The dictionary Dornseiff: Der deutsche Wortschatz nach Sachgruppen (published by De Gruyter since 1934) groups words by semantic criteria in currently 22 main groups and 970 domain groups. Domain groups are again structured in semantic groups.

The 8th and 9th edition of the dictionary (published in 2004 and 2020) were created using data of the Leipzig Corpora Collection. We received friendly permission by the publisher to present both the name of the corresponding Dornseiff set and the complete semantic group for every word.
If translations of a word into another language are available, for each a link to the respective information page in the corpora portal is provided. For languages where more than one corpus is available in the portal, typically the largest corpus (alternatively: the most recent one) is linked to. For every available language, the translations are ordered in descending order according to their frequency in the target corpus. For more clarity, the respective frequency class is included (information about the use of frequency classes can be found here).
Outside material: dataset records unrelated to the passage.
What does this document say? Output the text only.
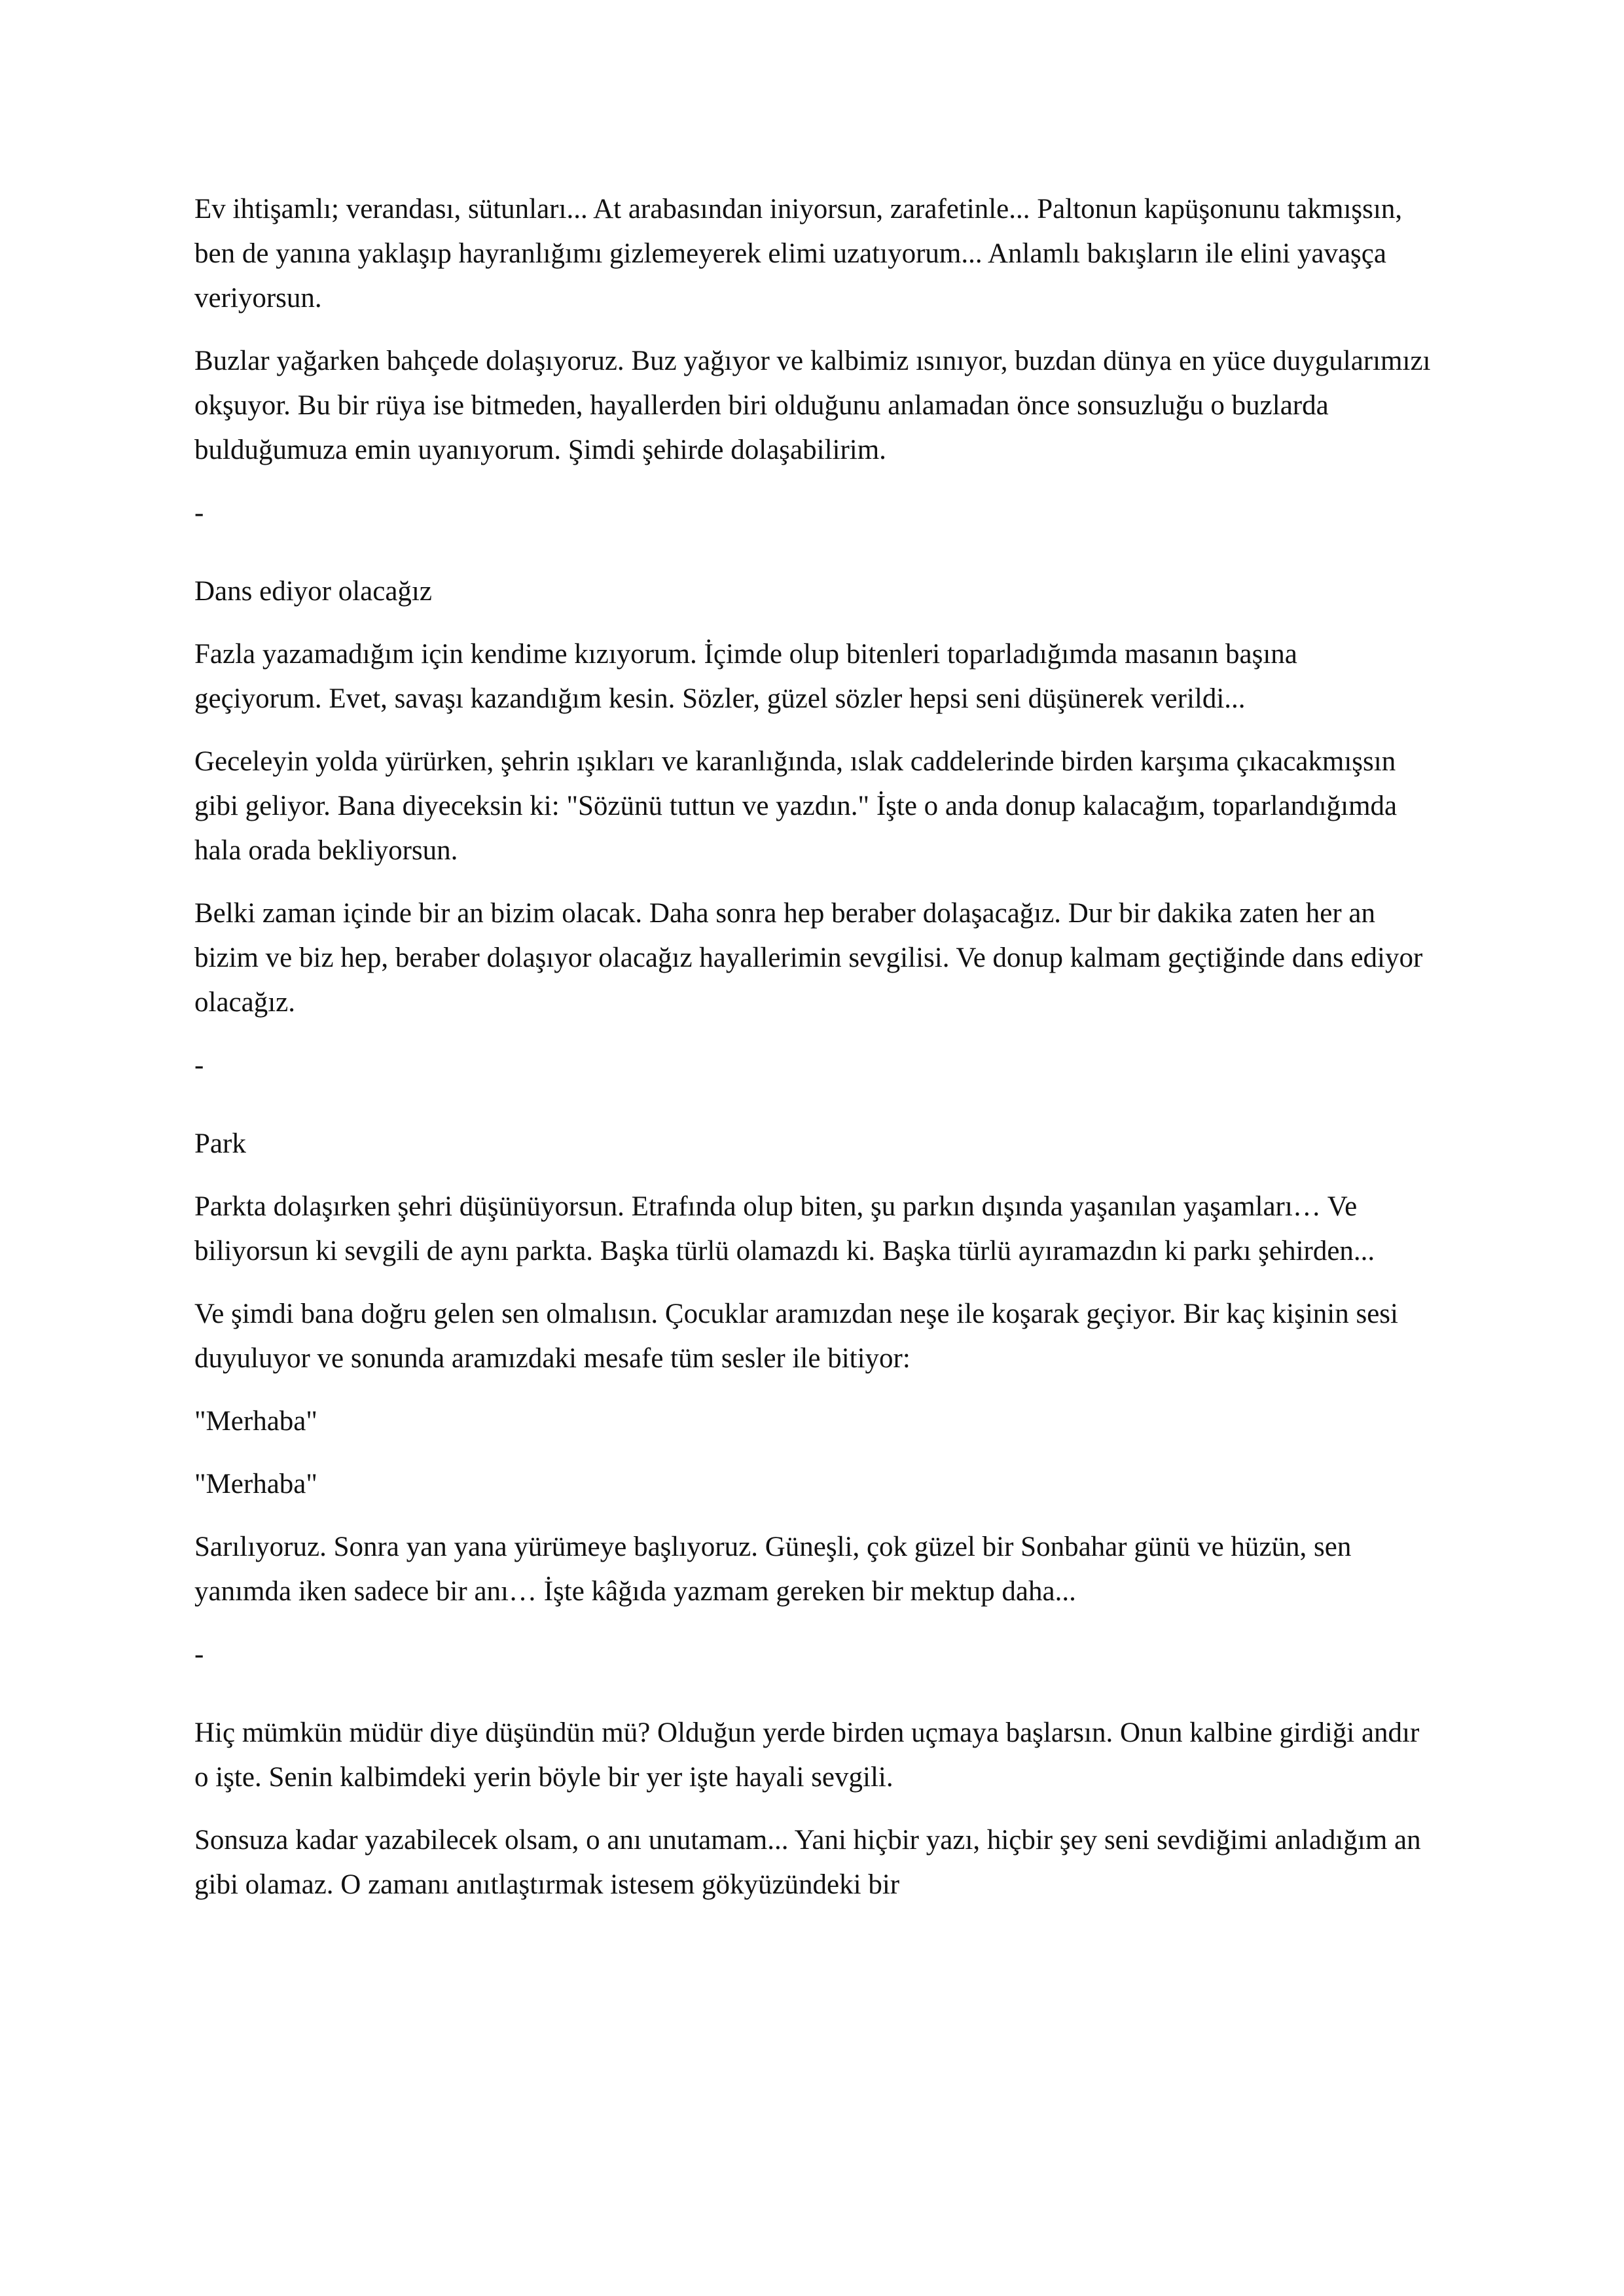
Ev ihtişamlı; verandası, sütunları... At arabasından iniyorsun, zarafetinle... Paltonun kapüşonunu takmışsın, ben de yanına yaklaşıp hayranlığımı gizlemeyerek elimi uzatıyorum... Anlamlı bakışların ile elini yavaşça veriyorsun.

Buzlar yağarken bahçede dolaşıyoruz. Buz yağıyor ve kalbimiz ısınıyor, buzdan dünya en yüce duygularımızı okşuyor. Bu bir rüya ise bitmeden, hayallerden biri olduğunu anlamadan önce sonsuzluğu o buzlarda bulduğumuza emin uyanıyorum. Şimdi şehirde dolaşabilirim.

-

Dans ediyor olacağız

Fazla yazamadığım için kendime kızıyorum. İçimde olup bitenleri toparladığımda masanın başına geçiyorum. Evet, savaşı kazandığım kesin. Sözler, güzel sözler hepsi seni düşünerek verildi...

Geceleyin yolda yürürken, şehrin ışıkları ve karanlığında, ıslak caddelerinde birden karşıma çıkacakmışsın gibi geliyor. Bana diyeceksin ki: "Sözünü tuttun ve yazdın." İşte o anda donup kalacağım, toparlandığımda hala orada bekliyorsun.

Belki zaman içinde bir an bizim olacak. Daha sonra hep beraber dolaşacağız. Dur bir dakika zaten her an bizim ve biz hep, beraber dolaşıyor olacağız hayallerimin sevgilisi. Ve donup kalmam geçtiğinde dans ediyor olacağız.

-

Park

Parkta dolaşırken şehri düşünüyorsun. Etrafında olup biten, şu parkın dışında yaşanılan yaşamları… Ve biliyorsun ki sevgili de aynı parkta. Başka türlü olamazdı ki. Başka türlü ayıramazdın ki parkı şehirden...

Ve şimdi bana doğru gelen sen olmalısın. Çocuklar aramızdan neşe ile koşarak geçiyor. Bir kaç kişinin sesi duyuluyor ve sonunda aramızdaki mesafe tüm sesler ile bitiyor:

"Merhaba"

"Merhaba"

Sarılıyoruz. Sonra yan yana yürümeye başlıyoruz. Güneşli, çok güzel bir Sonbahar günü ve hüzün, sen yanımda iken sadece bir anı… İşte kâğıda yazmam gereken bir mektup daha...

-

Hiç mümkün müdür diye düşündün mü? Olduğun yerde birden uçmaya başlarsın. Onun kalbine girdiği andır o işte. Senin kalbimdeki yerin böyle bir yer işte hayali sevgili.

Sonsuza kadar yazabilecek olsam, o anı unutamam... Yani hiçbir yazı, hiçbir şey seni sevdiğimi anladığım an gibi olamaz. O zamanı anıtlaştırmak istesem gökyüzündeki bir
As we destroy the original document structure in our preprocessing for copyright reasons, all sentences are only available in a random order. To favour "typical" sentences we use an adapted version of the GDEX algorithm ("Good Dictionary Examples in a Corpus") for most corpora. The algorithm prefers short sentences of rather simple grammatical structure, without extremely rare words and without numbers or special characters. More details about the original algorithm can be found here.
Cooccurrences of a word are those words that occur noticeably often together with it. This may be the case as immediate left neighbour, as immediate right neighbour, or in the same sentence. The relevance of a cooccurrence is measured using a significance measure; cooccurrences are ordered by their significance. At the Leipzig Corpora Collection the log-likelihood ratio is used as significance measure and word pairs of little significance are removed.
Word similarity based on cooccurrences comprises words that occur in similar contexts as the word in question. The distributional hypothesis assumes that those words share a similar meaning.

For computing this kind of similarity between words, the set of their significant cooccurrences are compared. A high similarity of those sets (computed using the Dice coefficient) suggests an exchangeability in similar contexts and therefore a similar meaning. The results are ranked by similarity in descending order; only results with a minimum number of common cooccurrences are considered.
The cooccurrences graph is a visualisation of sentence cooccurrences. For the most significant cooccurring words of an input word, it is examined if there are significant cooccurrence relationships between all possible word pairs. If that is the case, an edge is drawn between their nodes in the graph and also between them and the input word. The strength of the significance of a cooccurrence is represented by the line width of the corresponding edge.
Our portal Words of the Day collects and analysis Internet news articles on a daily basis. Words that occur unusually frequently on a day or in atypical sentence contexts are selected as "word of the day" and are displayed together with current example sentences and sources information. The box in the corpora portal shows the daily relative frequency of the word for the last few weeks or months. A click on a blue bar directs you to the respective information page at the Words of the day.
The available languages are presented in the footer of every Web page. The selected language will be stored in a cookie on your computer and will be automatically selected at your next visit.